We’ve had to sit through months of sexist Ghostbusters fanboys in a full-blown outrage woody because the new Ghostbusters is comprised of four very capable, very funny women instead of men. The mommy-fear was palpable there, and perhaps a plant, because even despite Missy Elliott, the real thing Ghostbusters fans have to be mad about is the absolute shit theme song remake.
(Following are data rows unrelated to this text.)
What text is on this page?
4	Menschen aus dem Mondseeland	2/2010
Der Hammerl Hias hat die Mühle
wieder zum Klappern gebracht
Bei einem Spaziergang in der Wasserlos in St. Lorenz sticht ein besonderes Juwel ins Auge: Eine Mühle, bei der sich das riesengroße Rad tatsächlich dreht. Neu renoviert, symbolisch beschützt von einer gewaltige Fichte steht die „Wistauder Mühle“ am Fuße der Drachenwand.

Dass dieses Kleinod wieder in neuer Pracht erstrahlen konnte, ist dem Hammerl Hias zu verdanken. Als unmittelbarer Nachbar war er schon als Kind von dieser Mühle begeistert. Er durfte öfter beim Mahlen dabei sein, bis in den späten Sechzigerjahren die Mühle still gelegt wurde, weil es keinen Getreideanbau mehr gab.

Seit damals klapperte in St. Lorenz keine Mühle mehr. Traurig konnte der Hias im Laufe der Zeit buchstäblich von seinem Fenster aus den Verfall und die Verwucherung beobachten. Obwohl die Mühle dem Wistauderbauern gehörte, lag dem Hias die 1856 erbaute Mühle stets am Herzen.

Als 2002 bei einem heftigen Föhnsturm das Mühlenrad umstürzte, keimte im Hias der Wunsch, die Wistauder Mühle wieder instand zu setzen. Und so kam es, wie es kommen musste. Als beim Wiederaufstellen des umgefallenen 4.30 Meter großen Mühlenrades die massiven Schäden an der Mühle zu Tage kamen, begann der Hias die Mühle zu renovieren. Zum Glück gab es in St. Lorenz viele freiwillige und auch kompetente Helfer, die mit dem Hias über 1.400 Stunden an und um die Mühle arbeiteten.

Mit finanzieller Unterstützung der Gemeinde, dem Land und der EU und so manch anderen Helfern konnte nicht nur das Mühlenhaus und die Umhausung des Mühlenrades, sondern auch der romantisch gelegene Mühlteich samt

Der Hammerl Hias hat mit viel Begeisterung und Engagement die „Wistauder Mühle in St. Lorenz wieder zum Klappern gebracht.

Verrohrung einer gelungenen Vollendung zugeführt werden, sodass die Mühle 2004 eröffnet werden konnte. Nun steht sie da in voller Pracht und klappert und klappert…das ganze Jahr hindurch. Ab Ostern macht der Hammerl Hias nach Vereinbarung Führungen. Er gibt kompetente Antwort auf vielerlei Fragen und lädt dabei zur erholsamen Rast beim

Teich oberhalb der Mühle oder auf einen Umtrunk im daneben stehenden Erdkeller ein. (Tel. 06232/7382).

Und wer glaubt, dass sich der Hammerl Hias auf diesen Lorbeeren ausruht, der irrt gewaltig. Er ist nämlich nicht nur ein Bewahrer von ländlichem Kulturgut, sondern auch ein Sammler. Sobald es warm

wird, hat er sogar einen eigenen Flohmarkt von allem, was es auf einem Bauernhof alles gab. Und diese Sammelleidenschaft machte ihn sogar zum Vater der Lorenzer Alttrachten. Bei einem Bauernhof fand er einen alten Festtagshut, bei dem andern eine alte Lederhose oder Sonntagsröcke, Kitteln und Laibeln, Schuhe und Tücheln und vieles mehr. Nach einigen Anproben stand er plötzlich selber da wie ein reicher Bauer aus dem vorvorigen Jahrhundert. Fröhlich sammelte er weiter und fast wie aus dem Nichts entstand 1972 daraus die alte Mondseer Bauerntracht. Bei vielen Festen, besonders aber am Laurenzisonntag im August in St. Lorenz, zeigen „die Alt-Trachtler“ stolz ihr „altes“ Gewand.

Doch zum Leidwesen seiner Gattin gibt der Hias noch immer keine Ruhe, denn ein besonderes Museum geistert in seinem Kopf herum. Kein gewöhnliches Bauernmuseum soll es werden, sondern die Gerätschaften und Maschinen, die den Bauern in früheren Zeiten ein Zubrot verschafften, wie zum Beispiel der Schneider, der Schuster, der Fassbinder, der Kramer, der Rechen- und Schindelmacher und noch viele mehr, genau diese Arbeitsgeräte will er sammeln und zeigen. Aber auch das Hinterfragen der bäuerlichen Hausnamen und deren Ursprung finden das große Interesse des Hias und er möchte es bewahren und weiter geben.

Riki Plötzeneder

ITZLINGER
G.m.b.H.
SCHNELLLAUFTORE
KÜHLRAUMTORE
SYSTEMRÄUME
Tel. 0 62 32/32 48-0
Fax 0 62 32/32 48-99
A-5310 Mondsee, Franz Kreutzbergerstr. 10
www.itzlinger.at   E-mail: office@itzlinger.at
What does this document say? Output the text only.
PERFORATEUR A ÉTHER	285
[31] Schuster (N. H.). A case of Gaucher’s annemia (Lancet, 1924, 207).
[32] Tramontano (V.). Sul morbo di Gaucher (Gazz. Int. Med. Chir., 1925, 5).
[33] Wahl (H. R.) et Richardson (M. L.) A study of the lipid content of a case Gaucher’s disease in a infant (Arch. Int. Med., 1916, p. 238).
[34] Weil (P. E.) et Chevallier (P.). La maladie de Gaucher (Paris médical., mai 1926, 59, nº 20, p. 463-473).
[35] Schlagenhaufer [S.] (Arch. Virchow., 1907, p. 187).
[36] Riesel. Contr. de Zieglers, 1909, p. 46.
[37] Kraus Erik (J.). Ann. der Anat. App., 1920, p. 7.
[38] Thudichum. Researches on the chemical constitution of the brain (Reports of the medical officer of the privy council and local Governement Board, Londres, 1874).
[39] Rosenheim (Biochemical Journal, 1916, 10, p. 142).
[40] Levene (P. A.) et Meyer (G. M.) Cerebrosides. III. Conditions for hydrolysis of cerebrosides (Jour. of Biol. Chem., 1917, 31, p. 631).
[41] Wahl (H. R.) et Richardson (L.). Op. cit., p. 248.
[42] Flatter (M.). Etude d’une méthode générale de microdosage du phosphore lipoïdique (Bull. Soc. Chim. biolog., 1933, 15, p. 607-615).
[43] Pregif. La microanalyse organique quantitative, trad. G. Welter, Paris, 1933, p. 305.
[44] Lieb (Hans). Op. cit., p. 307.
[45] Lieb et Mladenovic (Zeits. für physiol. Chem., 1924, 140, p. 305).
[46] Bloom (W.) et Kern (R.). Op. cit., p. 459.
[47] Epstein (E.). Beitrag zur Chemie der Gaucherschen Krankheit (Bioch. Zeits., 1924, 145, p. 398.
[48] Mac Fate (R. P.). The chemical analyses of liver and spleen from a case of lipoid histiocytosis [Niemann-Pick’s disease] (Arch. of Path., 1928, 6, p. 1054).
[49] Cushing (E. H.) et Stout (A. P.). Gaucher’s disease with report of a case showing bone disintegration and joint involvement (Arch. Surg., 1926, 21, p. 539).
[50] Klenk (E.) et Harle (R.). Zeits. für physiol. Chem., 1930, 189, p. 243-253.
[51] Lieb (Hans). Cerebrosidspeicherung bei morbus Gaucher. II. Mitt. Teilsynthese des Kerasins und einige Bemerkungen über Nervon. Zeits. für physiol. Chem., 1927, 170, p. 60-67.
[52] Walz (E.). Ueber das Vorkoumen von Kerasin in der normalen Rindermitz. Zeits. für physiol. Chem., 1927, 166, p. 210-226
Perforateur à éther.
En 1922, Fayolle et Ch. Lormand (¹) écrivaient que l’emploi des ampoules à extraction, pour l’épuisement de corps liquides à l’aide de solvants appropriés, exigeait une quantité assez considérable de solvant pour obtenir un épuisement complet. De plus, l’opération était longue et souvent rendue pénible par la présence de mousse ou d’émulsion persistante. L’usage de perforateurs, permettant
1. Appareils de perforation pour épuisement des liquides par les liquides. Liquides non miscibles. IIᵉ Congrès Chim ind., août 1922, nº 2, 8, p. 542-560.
Cover songs can be a perfectly fine affair—in the tradition of the American Songbook, even, as many contemporary songs become so beloved they evolve into de facto standards. “Ghostbusters (I’m Not Afraid),” the 1984 Ghostbusters theme song by Ray Parker, Jr., is unequivocally one of those songs, a jingle so pervasive it’s become part of our cultural fabric. But covers of 30-year-old songs, like remakes of 30-year-old films, are meant to be reworked; we want an updated spin on a classic for our time with the new players infusing it with their individual flavor, rather than, say, a shot-for-shot remake of Psycho.

In this arena, we can’t fault Fall Out Boy; they put their personal take on “Ghostbusters,” even rounding up the genius Missy Elliott for a cameo in the long and hallowed tradition of the cross-genre trendsetting Judgment Night soundtrack. The problem here isn’t the method, it’s the execution.

The personal take is bad. Somewhere between translating the synth-funk of the original into a song from a post-Nine Inch Nails epoch, Fall Out Boy decided its spookiness should sound like a deranged clown carnival. (In fact, I would more like to hear an Insane Clown Posse version of this.) How this baroque mess ever left the engineering room is the true fright of it all, with some sort of overly echo’d “eh-eh-eh-eh” synth preset taking tiny pigeon shits all over solos from a guitar made of aluminum.

I will admit that Fall Out Boy is already not my thing—I WILL GIVE YOU THAT—but this is an abomination, a song not likely to be played willingly outside of the end credits, which is unfortunate since Ray Parker’s original had its own life outside the film. The most unfortunate aspect, though, is that poor Missy Elliott got roped into it, dropping a typically fun (if literal) verse that gets lost inside the sweaty frat party of its surroundings.

We deserve better! Leslie Jones and Melissa McCarthy and them deserve better!